Morgens zwischen vier und sechs Uhr liegt unser Schiff still: der Fluss ist dann voller Nebel, so dass man kaum die hand vor Augen sieht. Bei Sonnenaufgang schwebt der Nebel langsam nach oben und gibt den Blick auf den glitzernden Fluss und die grüne Mauer am anderen Ufer frei. Tagsüber sind mehr als vierzig Grad im Schatten. Überall soll hier Gold zu finden sein, sagt man uns.

Der Rio Manuripi mündet in den Muttergottesfluss. Hier erleben wir ein seltenes Naturschauspiel: Tausende von Fischen tanzen auf dem Fluss, springen in die Höhe wie Delphine und fallen in unser Beiboot und auf die Planken, die bald voll von zappelnden Laibern sind. Wir können nur staunen: niemand weiß, warum das so ist.

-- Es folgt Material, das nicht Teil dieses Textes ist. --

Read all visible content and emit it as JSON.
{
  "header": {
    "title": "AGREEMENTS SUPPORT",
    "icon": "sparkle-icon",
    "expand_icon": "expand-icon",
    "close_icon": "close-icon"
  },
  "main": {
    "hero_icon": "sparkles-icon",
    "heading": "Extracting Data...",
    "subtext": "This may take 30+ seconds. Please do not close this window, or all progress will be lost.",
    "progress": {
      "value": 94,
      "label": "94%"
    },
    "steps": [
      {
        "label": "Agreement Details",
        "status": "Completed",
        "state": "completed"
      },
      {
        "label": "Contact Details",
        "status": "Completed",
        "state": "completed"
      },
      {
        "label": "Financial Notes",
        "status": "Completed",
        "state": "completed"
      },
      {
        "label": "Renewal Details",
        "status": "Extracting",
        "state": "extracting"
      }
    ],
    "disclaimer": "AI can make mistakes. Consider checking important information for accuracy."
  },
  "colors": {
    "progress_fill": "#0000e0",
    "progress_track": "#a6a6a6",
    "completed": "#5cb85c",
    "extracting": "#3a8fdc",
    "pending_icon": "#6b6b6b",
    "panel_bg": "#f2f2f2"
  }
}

20. Juni. Eine Woche auf dem Rio Madre de Dios. Schon morgens fängt es an, wie aus Eimern zu regnen. Wir begegnen einer Art Floß des Unternehmens Minera Asunta, das im Pando nach Gold schürfen lässt. Andere Schiffe gab es nicht, nur ein paar Einbäume von Fischern. Mitten Am Rio Madre de Dios in der Nacht erreichen wir Chive, wir erkennen der Ort lange vorher an einem Licht. Am hohen Ufer (Bild ganz oben) warten zahlreiche Menschen. Sie starren uns an, als seien wir mit einem Ufo gelandet, als wir mit unseren schweren Rucksäcken den glitschigen Hang hinaufstapfen. Die Kinder umschwärmen uns wie Motten und beobachten jede Bewegung. Man weist uns eine Art Schuppen zu, der halb mit Paranüssen gefüllt ist. Beim Schein unserer Taschenlampe befestigen wir Hängematten und Moskitonetze und machen es uns so "gemütlich" wie möglich. Die Kinder starren durch die Ritzen der Holzwände und kichern. Um Mitternacht beruhigt sich alles, nur noch das Wispern der Urwaldnacht ist um uns herum zu hören.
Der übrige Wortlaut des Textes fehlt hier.